Dieter fragte nicht erst, warum, sondern fing an, alles zu beschreiben, was er sah.
»In jeder Ecke ein anderes Symbol. Hier eine Spirale. Sie ist ein Zeichen für Erneuerung und Entfaltung. Gegenüber ein Pentagramm. Das symbolisiert die Gestalt des Menschen.«
»Für mich ist das ein fünfzackiger Stern«, sagte Martin.
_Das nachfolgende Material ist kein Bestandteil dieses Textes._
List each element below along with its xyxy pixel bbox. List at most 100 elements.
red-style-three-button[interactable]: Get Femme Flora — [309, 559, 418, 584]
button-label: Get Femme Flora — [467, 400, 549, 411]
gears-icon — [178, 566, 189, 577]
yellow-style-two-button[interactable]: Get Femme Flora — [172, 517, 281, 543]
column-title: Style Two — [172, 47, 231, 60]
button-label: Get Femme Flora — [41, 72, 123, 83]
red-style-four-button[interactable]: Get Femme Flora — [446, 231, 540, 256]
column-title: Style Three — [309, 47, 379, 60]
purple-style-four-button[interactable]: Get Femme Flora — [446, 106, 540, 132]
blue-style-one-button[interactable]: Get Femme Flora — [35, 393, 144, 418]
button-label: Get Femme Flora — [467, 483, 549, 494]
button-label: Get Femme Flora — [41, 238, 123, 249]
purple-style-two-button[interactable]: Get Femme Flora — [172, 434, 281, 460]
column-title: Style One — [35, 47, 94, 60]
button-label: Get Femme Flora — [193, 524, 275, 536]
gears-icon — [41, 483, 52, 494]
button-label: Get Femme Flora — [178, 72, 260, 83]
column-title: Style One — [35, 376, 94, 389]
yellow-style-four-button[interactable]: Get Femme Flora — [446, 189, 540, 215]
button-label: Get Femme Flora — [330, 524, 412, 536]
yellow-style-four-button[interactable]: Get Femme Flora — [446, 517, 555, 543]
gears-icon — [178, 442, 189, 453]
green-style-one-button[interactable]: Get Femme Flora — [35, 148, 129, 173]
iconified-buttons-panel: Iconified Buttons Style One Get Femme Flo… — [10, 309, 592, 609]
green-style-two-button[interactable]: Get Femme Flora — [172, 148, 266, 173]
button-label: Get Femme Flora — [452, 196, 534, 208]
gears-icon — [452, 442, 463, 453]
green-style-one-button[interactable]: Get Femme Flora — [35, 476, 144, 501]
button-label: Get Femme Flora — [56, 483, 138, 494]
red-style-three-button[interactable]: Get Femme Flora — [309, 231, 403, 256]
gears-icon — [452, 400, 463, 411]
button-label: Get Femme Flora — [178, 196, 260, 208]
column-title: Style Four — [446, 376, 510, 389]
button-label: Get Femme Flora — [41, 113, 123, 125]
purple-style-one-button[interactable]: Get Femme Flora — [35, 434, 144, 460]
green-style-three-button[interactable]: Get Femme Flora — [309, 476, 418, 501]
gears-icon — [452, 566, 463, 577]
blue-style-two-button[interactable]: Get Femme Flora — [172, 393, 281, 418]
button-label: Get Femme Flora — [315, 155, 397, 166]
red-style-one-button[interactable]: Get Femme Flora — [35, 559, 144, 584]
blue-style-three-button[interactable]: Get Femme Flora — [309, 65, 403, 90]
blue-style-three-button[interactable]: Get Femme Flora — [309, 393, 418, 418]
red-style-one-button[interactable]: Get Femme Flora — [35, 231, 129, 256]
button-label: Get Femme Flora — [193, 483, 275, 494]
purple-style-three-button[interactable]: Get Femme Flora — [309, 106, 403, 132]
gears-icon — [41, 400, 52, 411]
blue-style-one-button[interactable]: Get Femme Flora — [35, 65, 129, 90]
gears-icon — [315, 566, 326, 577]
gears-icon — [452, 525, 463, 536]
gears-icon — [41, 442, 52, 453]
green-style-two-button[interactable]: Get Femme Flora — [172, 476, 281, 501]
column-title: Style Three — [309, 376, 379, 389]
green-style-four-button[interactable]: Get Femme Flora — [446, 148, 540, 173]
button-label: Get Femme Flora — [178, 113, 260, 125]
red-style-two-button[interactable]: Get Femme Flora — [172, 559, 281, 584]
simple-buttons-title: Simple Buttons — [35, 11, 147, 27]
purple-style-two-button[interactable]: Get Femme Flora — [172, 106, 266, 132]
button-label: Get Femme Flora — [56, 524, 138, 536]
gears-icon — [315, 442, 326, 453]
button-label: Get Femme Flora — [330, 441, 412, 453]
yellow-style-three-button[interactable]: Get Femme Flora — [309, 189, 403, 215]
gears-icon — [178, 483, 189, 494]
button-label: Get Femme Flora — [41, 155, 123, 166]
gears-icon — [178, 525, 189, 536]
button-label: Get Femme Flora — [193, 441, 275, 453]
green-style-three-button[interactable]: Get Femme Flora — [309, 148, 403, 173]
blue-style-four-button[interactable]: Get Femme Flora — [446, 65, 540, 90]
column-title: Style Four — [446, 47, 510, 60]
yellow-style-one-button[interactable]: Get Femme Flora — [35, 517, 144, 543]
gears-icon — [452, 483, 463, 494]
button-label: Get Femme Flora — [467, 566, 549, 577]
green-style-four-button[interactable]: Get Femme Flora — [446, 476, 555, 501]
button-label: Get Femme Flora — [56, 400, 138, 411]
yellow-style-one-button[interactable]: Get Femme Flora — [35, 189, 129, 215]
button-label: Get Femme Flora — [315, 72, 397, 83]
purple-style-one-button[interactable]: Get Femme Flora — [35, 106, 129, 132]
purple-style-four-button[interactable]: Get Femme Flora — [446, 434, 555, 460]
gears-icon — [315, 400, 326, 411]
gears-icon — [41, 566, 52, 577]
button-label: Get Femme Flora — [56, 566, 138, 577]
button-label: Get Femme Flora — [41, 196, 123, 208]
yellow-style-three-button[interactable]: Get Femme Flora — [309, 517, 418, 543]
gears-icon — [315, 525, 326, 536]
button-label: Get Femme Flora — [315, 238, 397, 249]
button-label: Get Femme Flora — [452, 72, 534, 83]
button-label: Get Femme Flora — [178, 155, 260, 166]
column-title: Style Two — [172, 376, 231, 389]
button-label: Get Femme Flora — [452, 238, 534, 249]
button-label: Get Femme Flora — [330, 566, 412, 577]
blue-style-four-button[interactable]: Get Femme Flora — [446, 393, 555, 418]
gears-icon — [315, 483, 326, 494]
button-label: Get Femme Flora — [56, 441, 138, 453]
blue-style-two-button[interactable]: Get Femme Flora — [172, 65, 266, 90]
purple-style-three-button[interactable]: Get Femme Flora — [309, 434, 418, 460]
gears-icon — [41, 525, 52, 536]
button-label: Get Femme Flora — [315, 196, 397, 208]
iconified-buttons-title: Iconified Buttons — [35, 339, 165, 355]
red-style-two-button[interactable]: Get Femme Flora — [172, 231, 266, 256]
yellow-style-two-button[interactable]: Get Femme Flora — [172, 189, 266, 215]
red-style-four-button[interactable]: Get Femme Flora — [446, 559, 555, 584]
»Und dahinein kannst du dir einen Menschen vorstellen, mit ausgestreckten Armen und Beinen. Gleichzeitig weist man den Ecken je ein Element zu.«
»Du meinst so was wie Feuer, Wasser, Luft und Erde?«
»Exakt, aber beim Menschen entspricht Feuer Körperwärme, Wasser Blut, Luft Atem, Erde Fleisch und als Fünftes kommt noch der Geist dazu. Deshalb ist die fünf auch die Zahl des Menschen. Andere sagen, die fünf steht für die fünf Sinne: Sehen, hören, riechen, schmecken, tasten.« Dieter trat einen Schritt näher an das Bild heran und kniff die Augen leicht zusammen. »Hier, siehst du die winzigen Buchstaben an den Ecken des Pentagramms?«
Martin nickte.
»S-A-L-U-S«, las Dieter die Buchstaben vor. »Das bedeutet soviel wie Heil , verkörpert also die Gesundheit.«
»Dieter, ich staune immer wieder. Was wären wir nur ohne dich?«
»Das große Labyrinth in der Mitte«, fuhr er, unbeeindruckt von dem Lob, fort, »ist ein Irrgarten, bei dem es nur einen Weg zum Mittelpunkt gibt. Man sagt auch, dass das ein Symbol für Schicksalswege ist.«
Beide suchten mit den Augen den richtigen Weg zur Mitte des Bildes.